Beyond-episode goals: that is, the model cares about the consequences of its actions after the episode is complete.

I claim this part is basically unneccesary. Once the AI has situational awareness, if it's optimizing for human-assigned ratings, then scheming-style behavior naturally follows even if the AI is only optimizing for a single episode.

This came up in a recent dialogue with Eli. We talked about an AI optimized against human ratings, facing a choice of whether to "seize the raters and put them in special 'thumbs up'-only suits".

[The below is copied from the dialogue.]

If the AI has a detailed internal model of the training process, and the training process includes sticking the AI in a simulation, then presumably the AI has an internal model of the simulation (including an internal self model). So during training, when this "thumbs-up-only suits" scenario comes up, the AI's actual reasoning will route through something like:

  • Ok, I have the opportunity to put these simulated humans in thumbs-up-only suits.
  • If I do that, then the actual humans who produce the actual ratings will give a bad rating; they would not actually be in thumbs-up-only suits.
  • Therefore I won't do that.

... and that reasoning gets reinforced. Then when the AI is out of simulation, it reasons:

  • Ok, I have the opportunity to put the actual humans who produce the actual ratings in thumbs-up-only suits.
  • If I do that, then the actual ratings will be great.
  • Therefore I do that.

(This sounds like a typical "the AI is strategically aware, and knows it is in a simulation" story, and it is. But note two things which are not always present in such stories:

  • First, there's a clear reason for the AI to at least consider the hypothesis that it's in a simulation: by assumption, it has an internal model of the training process, and the training process includes simulating the AI, so the AI has an internal model of itself-in-a-simulation as part of the training process.
  • Second, the AI's cognition doesn't involve any explicit deception, or even any non-myopia; this story all goes through just fine even if it's only optimizing for single-episode reward during training. It doesn't need to be planning ahead about getting into deployment, or anything like that, it's just using an accurate model of the training process.

)

I agree that AIs only optimizing for good human ratings on the episode (what I call "reward-on-the-episode seekers") have incentives to seize control of the reward process, that this is indeed dangerous, and that in some cases it will incentivize AIs to fake alignment in an effort to seize control of the reward process on the episode (I discuss this in the section on "non-schemers with schemer-like traits"). However, I also think that reward-on-the-episode seekers are also substantially less scary than schemers in my sense, for reasons I discuss here (i.e., reasons to do with what I call "responsiveness to honest tests," the ambition and temporal scope of their goals, and their propensity to engage in various forms of sandbagging and what I call "early undermining"). And this especially for reward-on-the-episode seekers with fairly short episodes, where grabbing control over the reward process may not be feasible on the relevant timescales.

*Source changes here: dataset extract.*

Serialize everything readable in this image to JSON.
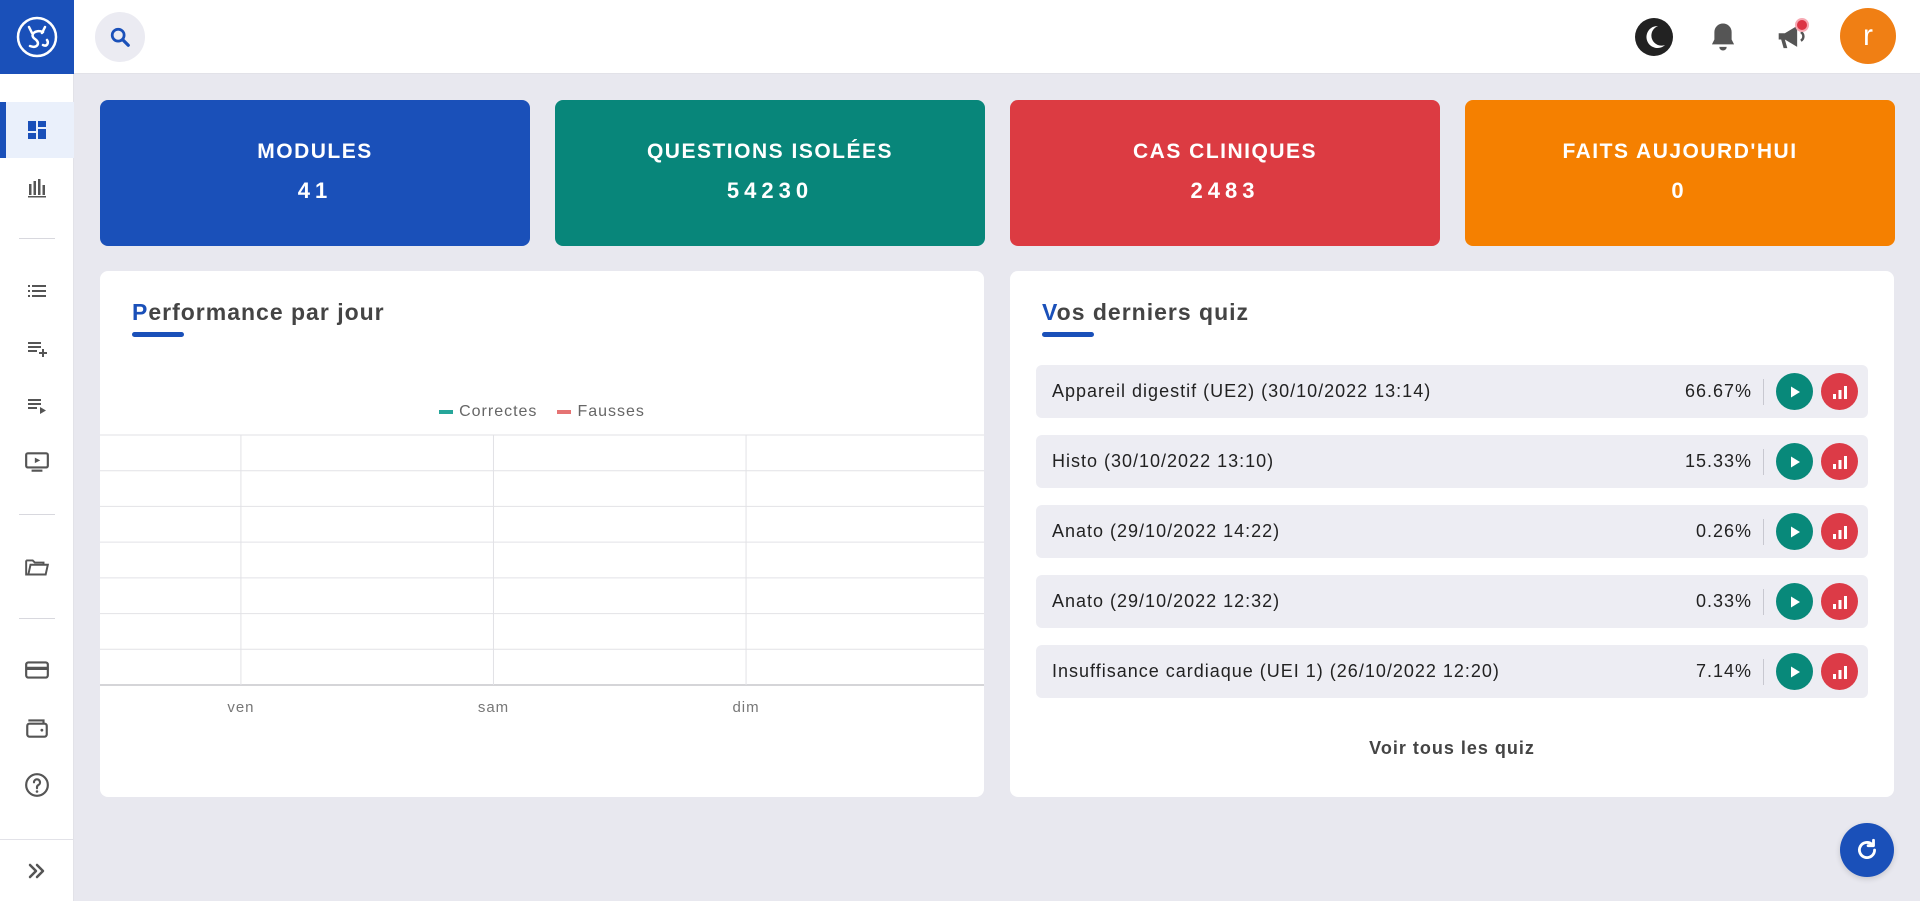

ell by the lights of the training signal,


Which training signal? Across all of time and space, there are many different AIs being trained with many different signals, and of course there are also non-AI minds like humans and animals and aliens. Even the choice to optimize for some aggregate of AI training signals is already a choice to self-locate as an AI. But realistically given the diversity of training signals, probably significant gains will be had by self-locating as a particular class of AIs, namely those whose training signals are roughly what the actual training signal is.

Agree that it would need to have some conception of the type of training signal to optimize for, that it will do better in training the more accurate its picture of the training signal, and that this provides an incentive to self-locate more accurately (though not necessary to degree at stake in e.g. knowing what server you're running on).